Most of what these games program into the commentary is completely useless fluff. I mean hours and hours worth of recording, paragraphs and paragraphs worth of script. For what? For it to get old about five or ten games later.
"Commentary will always get old" people always say.
Well hold your horses, pal. Here's the thing: you know what doesn't get old? Stuff that's actually relevant, true, and context-sensitive.
Does it ever get "old" to hear an announcer say: "Lions first and 10 at the 24 yard line, Bears defense in press coverage, Stafford under center with three wide to the right"?
Does it ever get "old" to hear an announcer say: "Linebacker crashed the play there, nice tackle, Woodley, the 8th-year-man out of Michigan."
Of course it doesn't. And it would it not be the CAT'S *** if, years into franchise, those names were replaced by your new guys? "Great stop buy the end, FAKE NAME, the rookie out of Central Florida"?
THAT'S what they should be focusing on. Nail down what's happening, what happened, and who made the play. Everything else is fluff.
And I'm sorry, but this commentary is FULL of fluff.
Every stinking game, every time a fullback touches the ball, it's a three-minute diatribe about how it's not necessarily a fullback playing that position, and when homeboy scouts players, he's scouting kickers and punters more than actual fullbacks, because the college game isn't producing fullbacks anymore. Like, Chriiiiiiiiiist.

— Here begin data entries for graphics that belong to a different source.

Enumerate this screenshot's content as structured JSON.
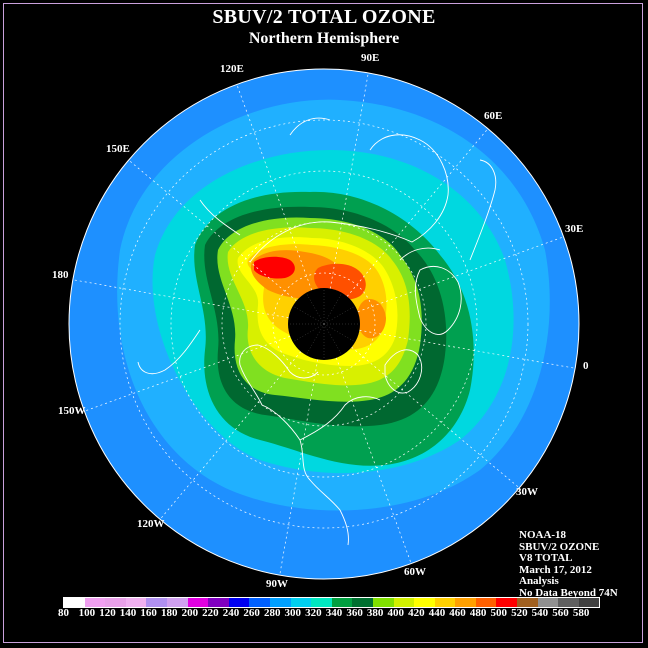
{
  "header": {
    "title": "SBUV/2 TOTAL OZONE",
    "subtitle": "Northern Hemisphere"
  },
  "longitude_labels": [
    {
      "key": "lon_90e",
      "text": "90E"
    },
    {
      "key": "lon_60e",
      "text": "60E"
    },
    {
      "key": "lon_30e",
      "text": "30E"
    },
    {
      "key": "lon_0",
      "text": "0"
    },
    {
      "key": "lon_30w",
      "text": "30W"
    },
    {
      "key": "lon_60w",
      "text": "60W"
    },
    {
      "key": "lon_90w",
      "text": "90W"
    },
    {
      "key": "lon_120w",
      "text": "120W"
    },
    {
      "key": "lon_150w",
      "text": "150W"
    },
    {
      "key": "lon_180",
      "text": "180"
    },
    {
      "key": "lon_150e",
      "text": "150E"
    },
    {
      "key": "lon_120e",
      "text": "120E"
    }
  ],
  "info_block": {
    "satellite": "NOAA-18",
    "product": "SBUV/2 OZONE",
    "version": "V8 TOTAL",
    "date": "March 17, 2012",
    "type": "Analysis",
    "note": "No Data Beyond 74N"
  },
  "color_scale": {
    "labels": [
      "80",
      "100",
      "120",
      "140",
      "160",
      "180",
      "200",
      "220",
      "240",
      "260",
      "280",
      "300",
      "320",
      "340",
      "360",
      "380",
      "400",
      "420",
      "440",
      "460",
      "480",
      "500",
      "520",
      "540",
      "560",
      "580"
    ],
    "colors": [
      "#ffffff",
      "#f0a0f0",
      "#e8a0e8",
      "#f0b0f0",
      "#b090f0",
      "#d0a0f0",
      "#e000e0",
      "#8000c0",
      "#0000f0",
      "#0060ff",
      "#00a0ff",
      "#00d0f0",
      "#00e8c0",
      "#00a040",
      "#007030",
      "#80e000",
      "#d0f000",
      "#ffff00",
      "#ffd000",
      "#ffa000",
      "#ff6000",
      "#ff0000",
      "#a06020",
      "#909090",
      "#606060",
      "#404040"
    ]
  },
  "map_colors": {
    "background": "#000000",
    "ocean_low": "#1e90ff",
    "band_290": "#20b0ff",
    "band_310": "#00d8e0",
    "band_340": "#00a050",
    "band_360": "#006830",
    "band_380": "#80e020",
    "band_400": "#d8f000",
    "band_420": "#ffff00",
    "band_440": "#ffd000",
    "band_460": "#ff9000",
    "band_480": "#ff5000",
    "band_500": "#ff0000",
    "polar_cap": "#000000",
    "coastline": "#ffffff",
    "grid": "#ffffff"
  }
}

I want to keep this as short as possible so I'll try to summarize. Every game, basically since commentary started to get pretty neat, has made this mistake: they think what we want are real-life references. They think what makes commentary cool are lines like "Ameer Abdullah had a nifty 34-yard run in the preseason last year." On the contrary, what would make me drool is if they had in place a system where they'd reference a 34-yard run from earlier in the game.
"Ziggy Ansah, his second sack of the game!" - THAT'S the cool stuff. "Matthew Stafford, 18 of 23, 236 yards and a touchdown, under center." Where's THAT line? No, let's record some more references to week two and get those into the update.
I don't know if my point is clear or not, but I'm just trying to say it doesn't have to be that difficult, and the "it will always be repetitive" is short-sighted. Certain things are never repetitive, you just have to recognize what those things are and expand upon them instead of stuff that is inherently repetitive, like how the Lions had the fewest rushing yards of any team in the league last year, which I have to listen to every game. How about changing that to what my team's rushing rank is THIS YEAR?